Consider Scan; Kustom PC's; Chillblast; E-Buyer; Aria and OCUK.
The first item you have listed is marked as a PSU and links to a CPU - which is it?
If it's a PSU you are not going to get one to compliment your proposed system for £48.00.
If it is the CPU, is this the one you already have? If it isn't, if you're spending £1400.00 on a system I'd consider something better.
The memory is good.
The SSD is good, I assume you'll be putting the OS on that?
A case is a personal choice but I wouldn't spend that much on a case myself.
The 2 x 1Tb HDD's are overpriced. You can get better value on those elsewhere. HDD's are much a muchness, WD is ok, but I'd go for Hitachi or Samsung myself, but not a biggie.
Let me get this right. You're shelling out all that money and you're spending around £100.00 on the two most influential components for your system - the motherboard and the CPU? I think you have your priorities wrong but maybe that's just me.
Sound card is good.
DVDRW is good.
I have no experience of Blu Ray optical drives in computers so will refrain from commenting.
Graphics card is fair but you could do better.Again, pricing in the budget is out of proportion.
Samsung, LG & Dell knock spots off of Iiyama LCD monitors and they're cheaper too.
You don't need to spend that much on a speaker system. A logitech system priced between £70.00 & £120.00 is fine, just fine. Every bit as good, possibly better.
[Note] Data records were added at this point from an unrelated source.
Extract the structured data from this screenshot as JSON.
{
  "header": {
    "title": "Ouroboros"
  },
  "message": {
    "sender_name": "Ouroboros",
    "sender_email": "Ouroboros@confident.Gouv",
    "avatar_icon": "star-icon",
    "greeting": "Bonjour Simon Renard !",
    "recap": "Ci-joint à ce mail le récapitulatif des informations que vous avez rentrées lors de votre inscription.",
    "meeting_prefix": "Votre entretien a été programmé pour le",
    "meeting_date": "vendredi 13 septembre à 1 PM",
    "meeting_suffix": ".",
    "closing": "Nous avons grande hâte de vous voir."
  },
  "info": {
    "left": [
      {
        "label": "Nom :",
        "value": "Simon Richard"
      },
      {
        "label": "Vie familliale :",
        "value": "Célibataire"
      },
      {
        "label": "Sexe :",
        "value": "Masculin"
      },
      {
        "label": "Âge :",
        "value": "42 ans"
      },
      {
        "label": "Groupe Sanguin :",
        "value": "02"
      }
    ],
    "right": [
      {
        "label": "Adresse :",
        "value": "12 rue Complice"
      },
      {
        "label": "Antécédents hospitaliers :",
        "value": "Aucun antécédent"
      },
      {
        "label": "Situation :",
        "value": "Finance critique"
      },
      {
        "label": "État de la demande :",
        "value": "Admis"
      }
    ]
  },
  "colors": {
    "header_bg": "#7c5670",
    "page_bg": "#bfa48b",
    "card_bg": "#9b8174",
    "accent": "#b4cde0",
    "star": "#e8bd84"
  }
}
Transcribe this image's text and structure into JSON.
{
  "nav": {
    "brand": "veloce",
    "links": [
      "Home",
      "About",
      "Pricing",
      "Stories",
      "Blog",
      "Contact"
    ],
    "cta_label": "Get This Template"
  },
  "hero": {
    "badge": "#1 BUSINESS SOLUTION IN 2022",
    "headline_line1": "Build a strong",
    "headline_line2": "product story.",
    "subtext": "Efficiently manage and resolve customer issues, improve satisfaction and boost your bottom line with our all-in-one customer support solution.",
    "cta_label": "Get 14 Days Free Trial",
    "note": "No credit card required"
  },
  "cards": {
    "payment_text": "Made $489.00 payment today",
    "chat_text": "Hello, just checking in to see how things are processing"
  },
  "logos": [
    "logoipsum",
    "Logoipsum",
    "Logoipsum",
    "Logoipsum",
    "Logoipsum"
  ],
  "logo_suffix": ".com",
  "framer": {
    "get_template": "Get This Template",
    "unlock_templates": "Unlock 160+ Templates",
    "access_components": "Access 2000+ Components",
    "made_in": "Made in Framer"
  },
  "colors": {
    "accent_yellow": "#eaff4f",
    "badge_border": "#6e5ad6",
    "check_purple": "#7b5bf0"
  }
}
Oh, there's the PSU - That is complete and utter crap. After the motherboard the PSU is the most critical component in a system. Look at the Corsair range between 500 & 650 Watts at least and reckon on paying between 75 and 100 pounds.
I think you need to prioritise your componets. First, cloose quality motherboard, CPU, memory, PSU and graphics card.
Then look at what's left of your budget and allocate funds apropiately.